At last he stopped in front of Alleyn and abruptly took him by the arms. “What,” he demanded, “did you think of our enquiry? Tell me.”
“It was immensely impressive,” Alleyn said at once.
“Yes? You found it so? But you think it strange, don’t you, that I, who have eaten my dinners and practised my profession as a barrister, should subscribe to such a performance. After all, it was not much like the proceedings of the British coroner’s inquest?”
“Not conspicuously like. No.”
“No. And yet, my dear Rory, it told me a great deal more than would have been elicited by that highly respectable court.”
“Yes?” Alleyn said politely. And with a half-smile: “Am I to know what it told Your Excellency?”
“It told My Excellency that my nkuki mtu mwenye—my mlinzi, my man with the spear — spoke the truth.”
“I see.”
“You are non-committal. You want to know how I know?”
“If it suits you to tell me.”
“I am,” announced the Boomer, “the son of a paramount chief. My father and his and his, back into the dawn, were paramount chiefs. If this man, under oath to protect me, had been guilty of murdering my innocent and loyal servant he could not have uncovered the body before me and declared his innocence. Which is what he did. It would not be possible.”
“I see.”
“And you would reply that such evidence is not admissible in a British court of law.”

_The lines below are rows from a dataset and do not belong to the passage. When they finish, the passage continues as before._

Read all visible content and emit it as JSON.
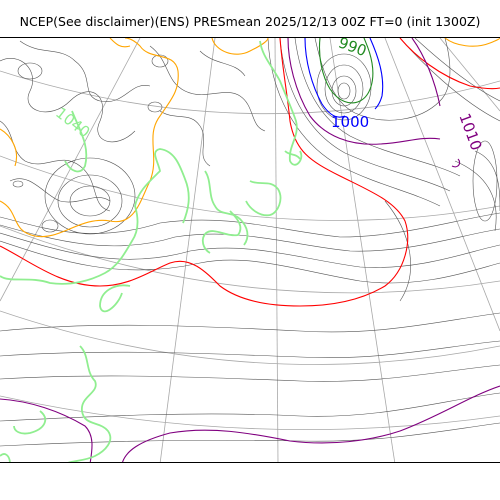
{
  "title": "NCEP(See disclaimer)(ENS) PRESmean 2025/12/13 00Z FT=0 (init 1300Z)",
  "contour_labels": [
    {
      "text": "1040",
      "color": "#90ee90"
    },
    {
      "text": "1000",
      "color": "#0000ff"
    },
    {
      "text": "1010",
      "color": "#800080"
    },
    {
      "text": "990",
      "color": "#228b22"
    }
  ],
  "colors": {
    "background": "#ffffff",
    "isobar": "#555555",
    "graticule": "#a8a8a8",
    "coastline": "#90ee90",
    "isobar_1020": "#ff0000",
    "isobar_1030": "#ffa500",
    "isobar_1010": "#800080",
    "isobar_1000": "#0000ff",
    "isobar_990": "#228b22"
  }
}
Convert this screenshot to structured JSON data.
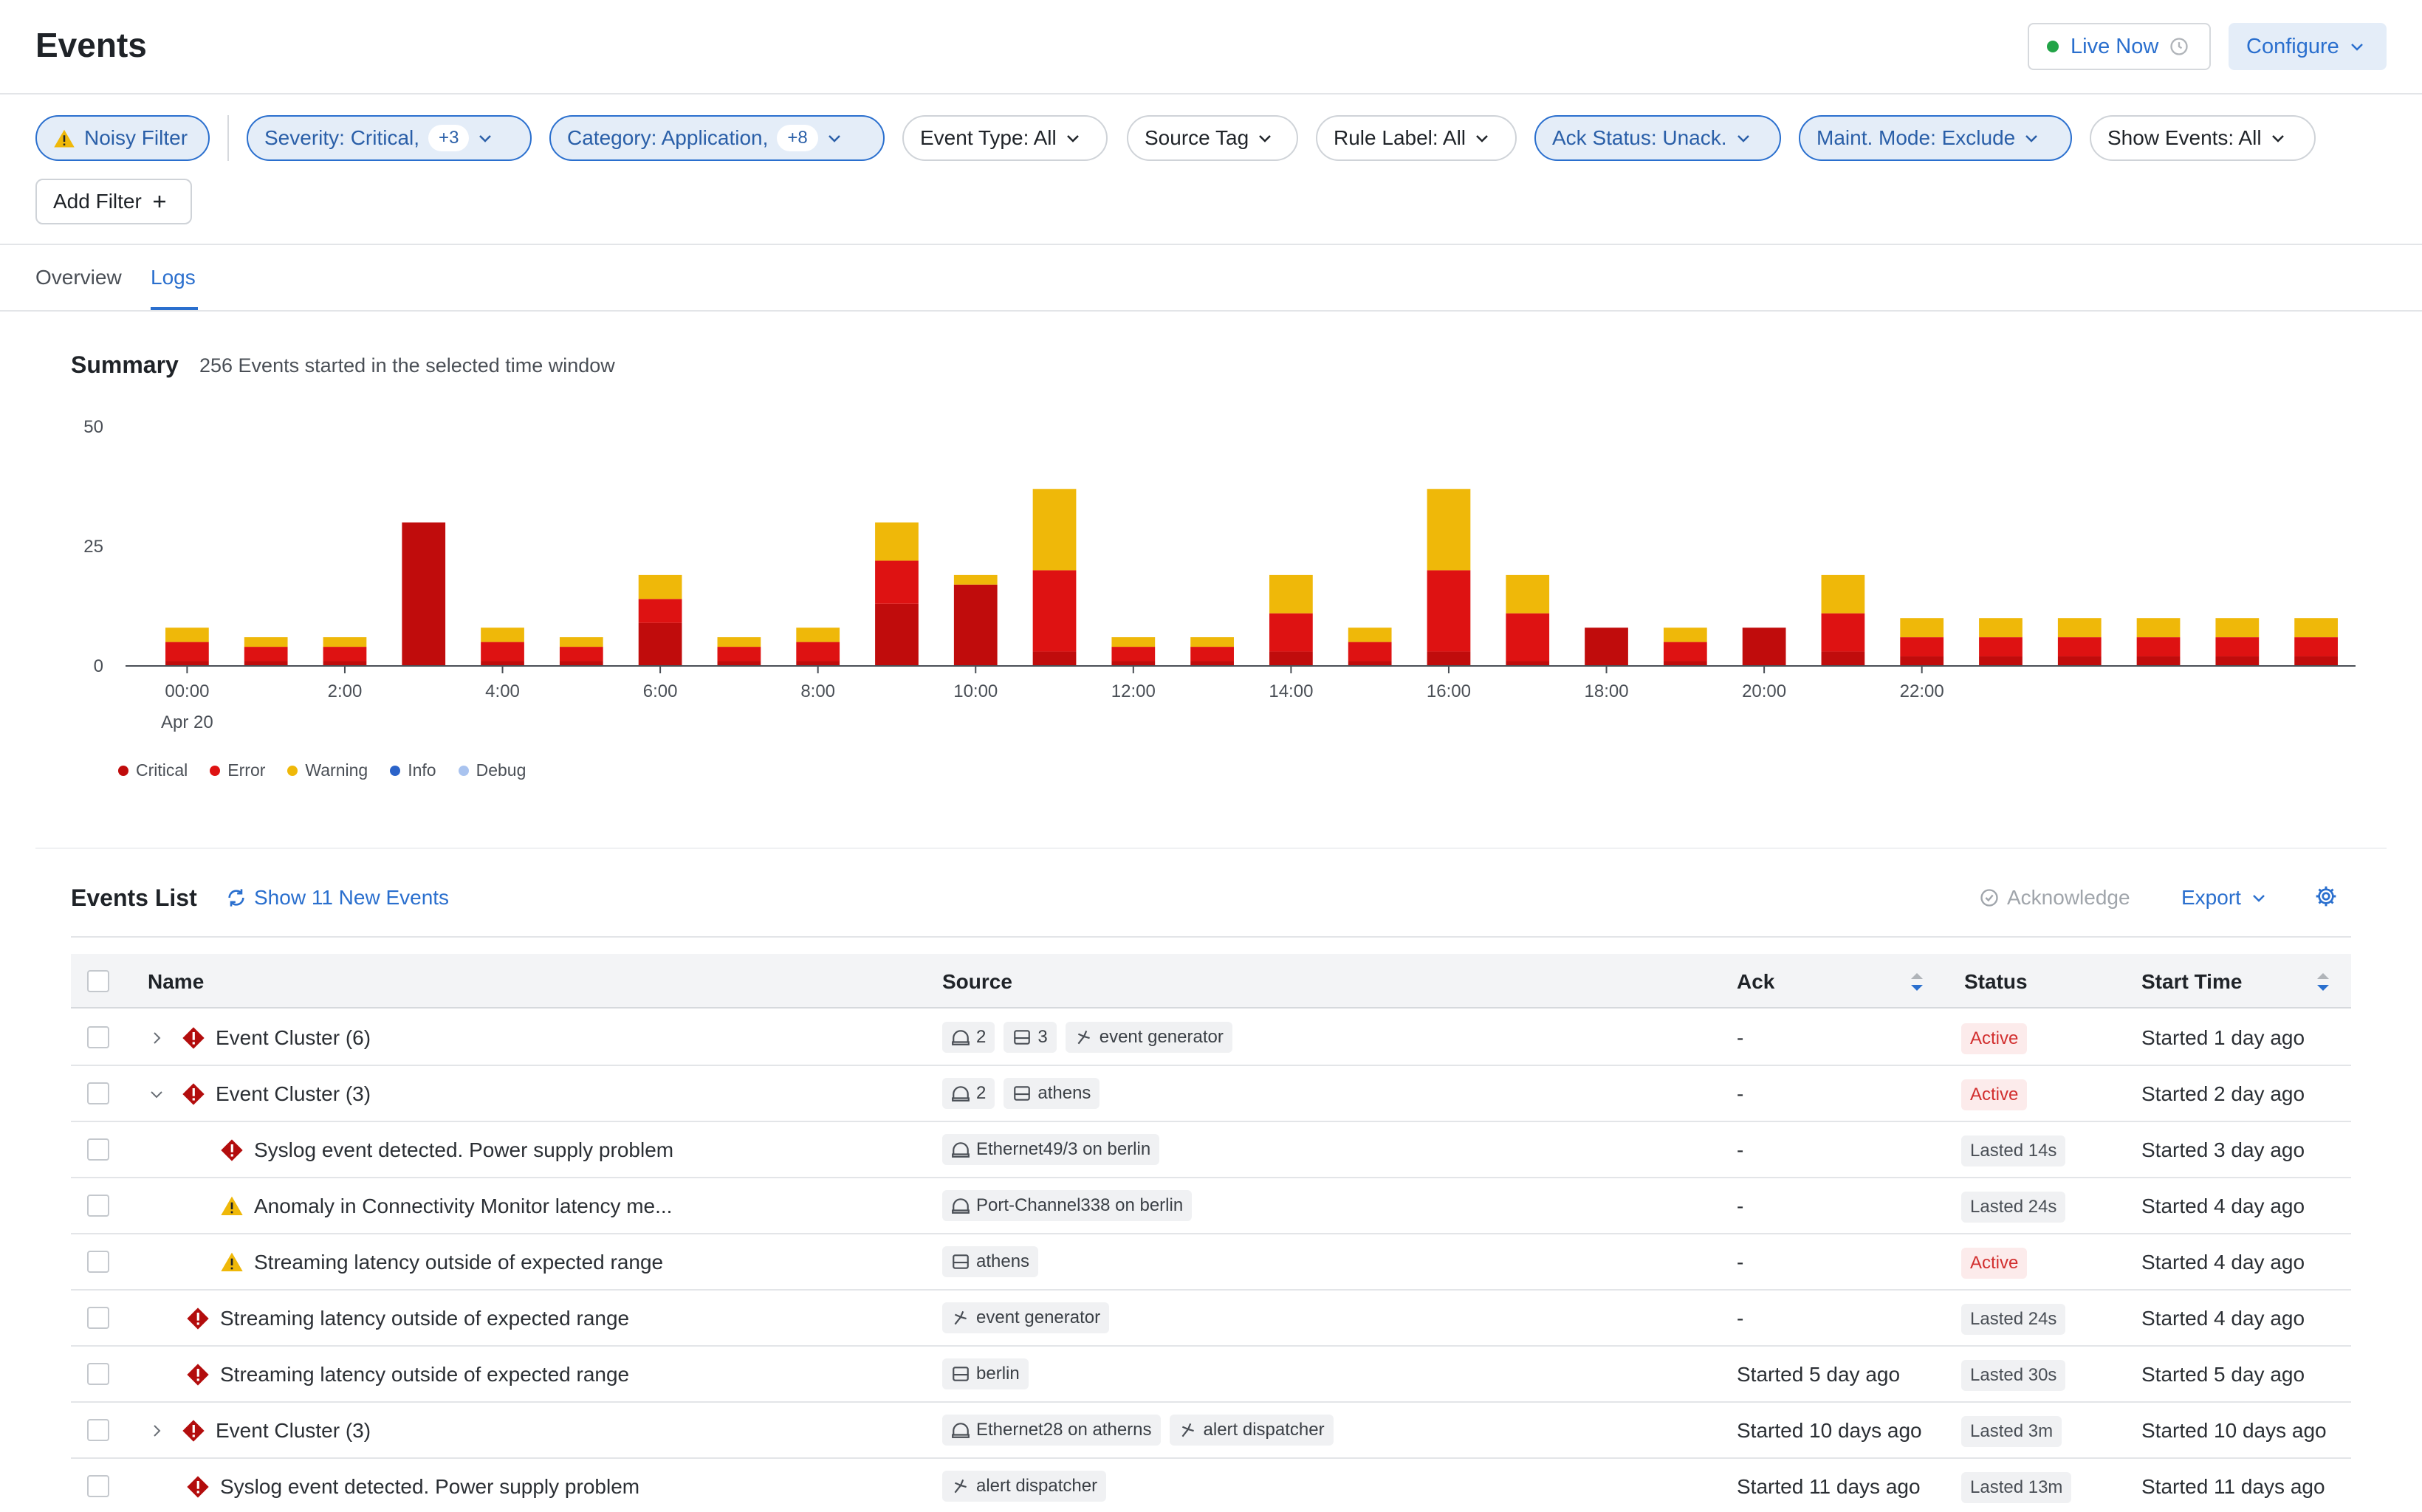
{
  "header": {
    "title": "Events",
    "live_label": "Live Now",
    "configure_label": "Configure"
  },
  "filters": {
    "noisy": "Noisy Filter",
    "severity": "Severity: Critical,",
    "severity_count": "+3",
    "category": "Category: Application,",
    "category_count": "+8",
    "event_type": "Event Type: All",
    "source_tag": "Source Tag",
    "rule_label": "Rule Label: All",
    "ack_status": "Ack Status: Unack.",
    "maint_mode": "Maint. Mode: Exclude",
    "show_events": "Show Events: All",
    "add_filter": "Add Filter"
  },
  "tabs": {
    "overview": "Overview",
    "logs": "Logs"
  },
  "summary": {
    "title": "Summary",
    "subtitle": "256 Events started in the selected time window"
  },
  "chart_data": {
    "type": "bar",
    "stacked": true,
    "ylim": [
      0,
      50
    ],
    "yticks": [
      "0",
      "25",
      "50"
    ],
    "x_tick_labels": [
      "00:00",
      "2:00",
      "4:00",
      "6:00",
      "8:00",
      "10:00",
      "12:00",
      "14:00",
      "16:00",
      "18:00",
      "20:00",
      "22:00"
    ],
    "x_sub_label": "Apr 20",
    "categories": [
      "00:00",
      "01:00",
      "02:00",
      "03:00",
      "04:00",
      "05:00",
      "06:00",
      "07:00",
      "08:00",
      "09:00",
      "10:00",
      "11:00",
      "12:00",
      "13:00",
      "14:00",
      "15:00",
      "16:00",
      "17:00",
      "18:00",
      "19:00",
      "20:00",
      "21:00",
      "22:00",
      "23:00",
      "00:00",
      "01:00",
      "02:00",
      "03:00"
    ],
    "series": [
      {
        "name": "Critical",
        "color": "#c00c0c",
        "values": [
          1,
          1,
          1,
          30,
          1,
          1,
          9,
          1,
          1,
          13,
          17,
          3,
          1,
          1,
          3,
          1,
          3,
          1,
          8,
          1,
          8,
          3,
          2,
          2,
          2,
          2,
          2,
          2
        ]
      },
      {
        "name": "Error",
        "color": "#de1212",
        "values": [
          4,
          3,
          3,
          0,
          4,
          3,
          5,
          3,
          4,
          9,
          0,
          17,
          3,
          3,
          8,
          4,
          17,
          10,
          0,
          4,
          0,
          8,
          4,
          4,
          4,
          4,
          4,
          4
        ]
      },
      {
        "name": "Warning",
        "color": "#efb809",
        "values": [
          3,
          2,
          2,
          0,
          3,
          2,
          5,
          2,
          3,
          8,
          2,
          17,
          2,
          2,
          8,
          3,
          17,
          8,
          0,
          3,
          0,
          8,
          4,
          4,
          4,
          4,
          4,
          4
        ]
      },
      {
        "name": "Info",
        "color": "#2b63c9",
        "values": [
          0,
          0,
          0,
          0,
          0,
          0,
          0,
          0,
          0,
          0,
          0,
          0,
          0,
          0,
          0,
          0,
          0,
          0,
          0,
          0,
          0,
          0,
          0,
          0,
          0,
          0,
          0,
          0
        ]
      },
      {
        "name": "Debug",
        "color": "#a9c3ef",
        "values": [
          0,
          0,
          0,
          0,
          0,
          0,
          0,
          0,
          0,
          0,
          0,
          0,
          0,
          0,
          0,
          0,
          0,
          0,
          0,
          0,
          0,
          0,
          0,
          0,
          0,
          0,
          0,
          0
        ]
      }
    ]
  },
  "events_list": {
    "title": "Events List",
    "new_events": "Show 11 New Events",
    "acknowledge": "Acknowledge",
    "export": "Export",
    "columns": {
      "name": "Name",
      "source": "Source",
      "ack": "Ack",
      "status": "Status",
      "start_time": "Start Time"
    },
    "rows": [
      {
        "name": "Event Cluster (6)",
        "severity": "critical",
        "expander": "collapsed",
        "indent": 0,
        "tags": [
          {
            "icon": "interface-icon",
            "text": "2"
          },
          {
            "icon": "device-icon",
            "text": "3"
          },
          {
            "icon": "generator-icon",
            "text": "event generator"
          }
        ],
        "ack": "-",
        "status": "Active",
        "status_kind": "active",
        "start": "Started 1 day ago"
      },
      {
        "name": "Event Cluster (3)",
        "severity": "critical",
        "expander": "expanded",
        "indent": 0,
        "tags": [
          {
            "icon": "interface-icon",
            "text": "2"
          },
          {
            "icon": "device-icon",
            "text": "athens"
          }
        ],
        "ack": "-",
        "status": "Active",
        "status_kind": "active",
        "start": "Started 2 day ago"
      },
      {
        "name": "Syslog event detected. Power supply problem",
        "severity": "critical",
        "expander": "none",
        "indent": 2,
        "tags": [
          {
            "icon": "interface-icon",
            "text": "Ethernet49/3 on berlin"
          }
        ],
        "ack": "-",
        "status": "Lasted 14s",
        "status_kind": "lasted",
        "start": "Started 3 day ago"
      },
      {
        "name": "Anomaly in Connectivity Monitor latency me...",
        "severity": "warning",
        "expander": "none",
        "indent": 2,
        "tags": [
          {
            "icon": "interface-icon",
            "text": "Port-Channel338 on berlin"
          }
        ],
        "ack": "-",
        "status": "Lasted 24s",
        "status_kind": "lasted",
        "start": "Started 4 day ago"
      },
      {
        "name": "Streaming latency outside of expected range",
        "severity": "warning",
        "expander": "none",
        "indent": 2,
        "tags": [
          {
            "icon": "device-icon",
            "text": "athens"
          }
        ],
        "ack": "-",
        "status": "Active",
        "status_kind": "active",
        "start": "Started 4 day ago"
      },
      {
        "name": "Streaming latency outside of expected range",
        "severity": "critical",
        "expander": "none",
        "indent": 1,
        "tags": [
          {
            "icon": "generator-icon",
            "text": "event generator"
          }
        ],
        "ack": "-",
        "status": "Lasted 24s",
        "status_kind": "lasted",
        "start": "Started 4 day ago"
      },
      {
        "name": "Streaming latency outside of expected range",
        "severity": "critical",
        "expander": "none",
        "indent": 1,
        "tags": [
          {
            "icon": "device-icon",
            "text": "berlin"
          }
        ],
        "ack": "Started 5 day ago",
        "status": "Lasted 30s",
        "status_kind": "lasted",
        "start": "Started 5 day ago"
      },
      {
        "name": "Event Cluster (3)",
        "severity": "critical",
        "expander": "collapsed",
        "indent": 0,
        "tags": [
          {
            "icon": "interface-icon",
            "text": "Ethernet28 on atherns"
          },
          {
            "icon": "generator-icon",
            "text": "alert dispatcher"
          }
        ],
        "ack": "Started 10 days ago",
        "status": "Lasted 3m",
        "status_kind": "lasted",
        "start": "Started 10 days ago"
      },
      {
        "name": "Syslog event detected. Power supply problem",
        "severity": "critical",
        "expander": "none",
        "indent": 1,
        "tags": [
          {
            "icon": "generator-icon",
            "text": "alert dispatcher"
          }
        ],
        "ack": "Started 11 days ago",
        "status": "Lasted 13m",
        "status_kind": "lasted",
        "start": "Started 11 days ago"
      }
    ]
  }
}
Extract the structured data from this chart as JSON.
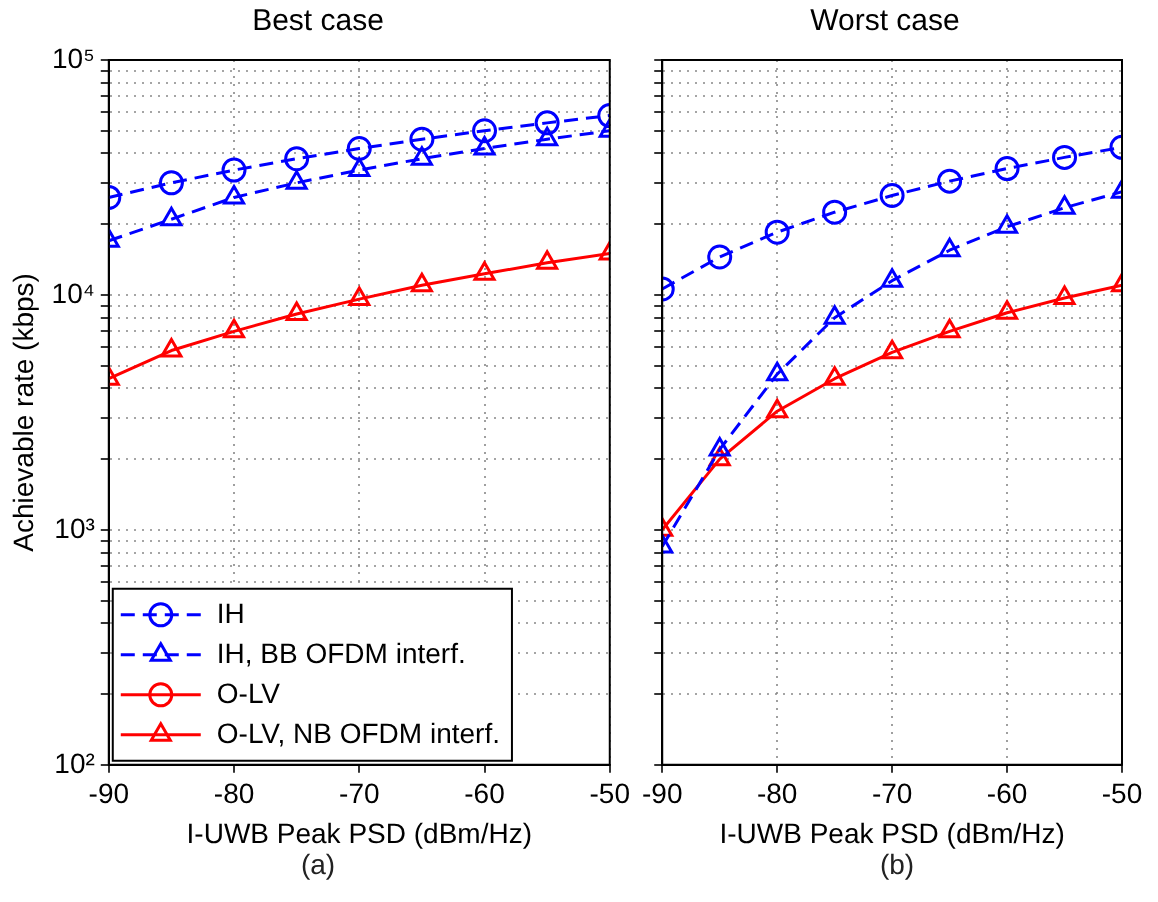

“It would be admissible, I daresay. It could be eloquently pleaded by able counsel. It wouldn’t be accepted, ipso facto, as proof of innocence. But you know that as well as I do.”
“Tell me this. It is important for me. Do you believe what I have said?”
“I think I do,” Alleyn said slowly. “You know your people. You tell me it is so. Yes. I’m not sure but I am inclined to believe you are right.”
“Ah!” said the Boomer. “So now we are upon our old footing. That is good.”
“But I must make it clear to you. Whatever I may or may not think has no bearing on the way I’ll conduct this investigation: either inside the Embassy, if you’ll have us here, or outside it. If there turns out to be cogent evidence, in our book, against this man, we’ll follow it up.”
“In any case, the event having taken place in this Embassy, on his own soil, he could not be tried in England,” said the Boomer.
“No. Whatever we find, in that sense, is academic. He would be repatriated.”
“And this person who fires off German weapons in ladies’ lavatories. You say he also is black.”
“Mrs. Cockburn-Montfort says so.”
*’A stupid woman.”
“Tolerably so, I’d have thought.”
“It would be better if her husband beat her occasionally and left her at home,” said the Boomer with one of his gusts of laughter.
“I should like to know, if it isn’t too distressing for you to speak of him, something of the Ambassador himself. Did you like him very much? Was he close to you? Those sorts of questions?”
The Boomer dragged his great hand across his mouth, made a long rumbling sound in his chest, and sat down.
“I find it difficult,” he said at last, “to answer your question. What sort of man was he? A fuddy-duddy, as we used to say. He has come up, in the English sense, through the ranks. The peasant class. At one time he was a nuisance. He saw himself staging some kind of coup. It was all rather ridiculous. He had certain administrative abilities but no real authority. That sort of person.”
Disregarding this example of Ng’ombwanan snob-thinking, Alleyn remarked that the Ambassador must have been possessed of considerable ability to have got where he did. The Boomer waved a concessionary hand and said that the trend of development had favoured his advancement.